Yes, I've usually represented the range with (low, size) instead of (low, high) (and then the high-low part never comes up).

So when this article first came out I was all "Aren't you bagging on Bentley too much? He published pseudocode, and of course you have to take care about things like overflow when converting it to C." But then I saw Bentley saying somewhere that no, he really hadn't considered this problem. (IIRC)

neilc · on Feb 17, 2010

Bentley didn't just publish pseudo-code; he also published C, and the published C contains the bug.

abecedarius · on Feb 17, 2010

Ah well, at least it fit the theme here when I misremembered.

nova · on Feb 17, 2010

regardless of how they are represented, are not things that should be added together.

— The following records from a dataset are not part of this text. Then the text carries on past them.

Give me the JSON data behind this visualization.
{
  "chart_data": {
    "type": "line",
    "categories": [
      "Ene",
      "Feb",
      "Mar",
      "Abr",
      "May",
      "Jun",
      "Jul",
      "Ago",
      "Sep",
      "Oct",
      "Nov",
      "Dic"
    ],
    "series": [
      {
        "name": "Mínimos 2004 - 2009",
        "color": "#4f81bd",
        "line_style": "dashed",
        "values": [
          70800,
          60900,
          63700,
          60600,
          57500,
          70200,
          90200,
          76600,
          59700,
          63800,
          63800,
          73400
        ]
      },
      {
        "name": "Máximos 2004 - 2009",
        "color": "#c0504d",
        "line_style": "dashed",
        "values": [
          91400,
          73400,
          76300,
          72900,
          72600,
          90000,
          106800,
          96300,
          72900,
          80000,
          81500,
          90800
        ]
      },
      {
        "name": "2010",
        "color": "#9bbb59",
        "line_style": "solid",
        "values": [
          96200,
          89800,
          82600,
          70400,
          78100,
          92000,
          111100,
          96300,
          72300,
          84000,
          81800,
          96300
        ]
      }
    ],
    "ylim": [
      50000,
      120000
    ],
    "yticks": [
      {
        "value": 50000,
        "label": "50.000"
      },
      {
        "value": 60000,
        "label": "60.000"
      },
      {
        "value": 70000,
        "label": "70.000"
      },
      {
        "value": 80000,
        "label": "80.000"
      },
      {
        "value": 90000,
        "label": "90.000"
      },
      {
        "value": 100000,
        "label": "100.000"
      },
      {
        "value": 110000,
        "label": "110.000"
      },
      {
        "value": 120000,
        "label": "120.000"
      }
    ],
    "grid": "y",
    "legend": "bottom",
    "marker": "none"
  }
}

Maybe something about torsors?

http://math.ucr.edu/home/baez/torsors.html

ggchappell · on Feb 18, 2010

Apparently.

(Nice article. Thanks for the link.)

stonemetal · on Feb 17, 2010

How does that avoid the problem? Assuming you used a signed integer for size and the list is large enough, there is a sign roll over on size. If size becomes less than -2 then low + size/2 is less than low (on the first pass of a binary search you now have an invalid iterator for mid). Assuming you used unsigned integers size can still not be the correct value if a rollover has occurred though this time mid will always be valid.

notaddicted · on Feb 17, 2010

If you have a byte array on a 32bit machine, assuming your program's text (i.e. instructions) takes up some space, the biggest possible array will be less than 2^32 Bytes = 4GiB, so the midpoint will be too. There can be no overflow.

If you subtracted two 64bit pointers and stored the result in an int32 though, then you would have problems.

ggchappell · on Feb 18, 2010

> Assuming you used a signed integer for size ....

By "integer", I did not mean "int". size was a std::size_t.

pmiller2 · on Feb 17, 2010

Perhaps even more generally, the range ADT should include a method to locate the midpoint of a range, in addition to the endpoints.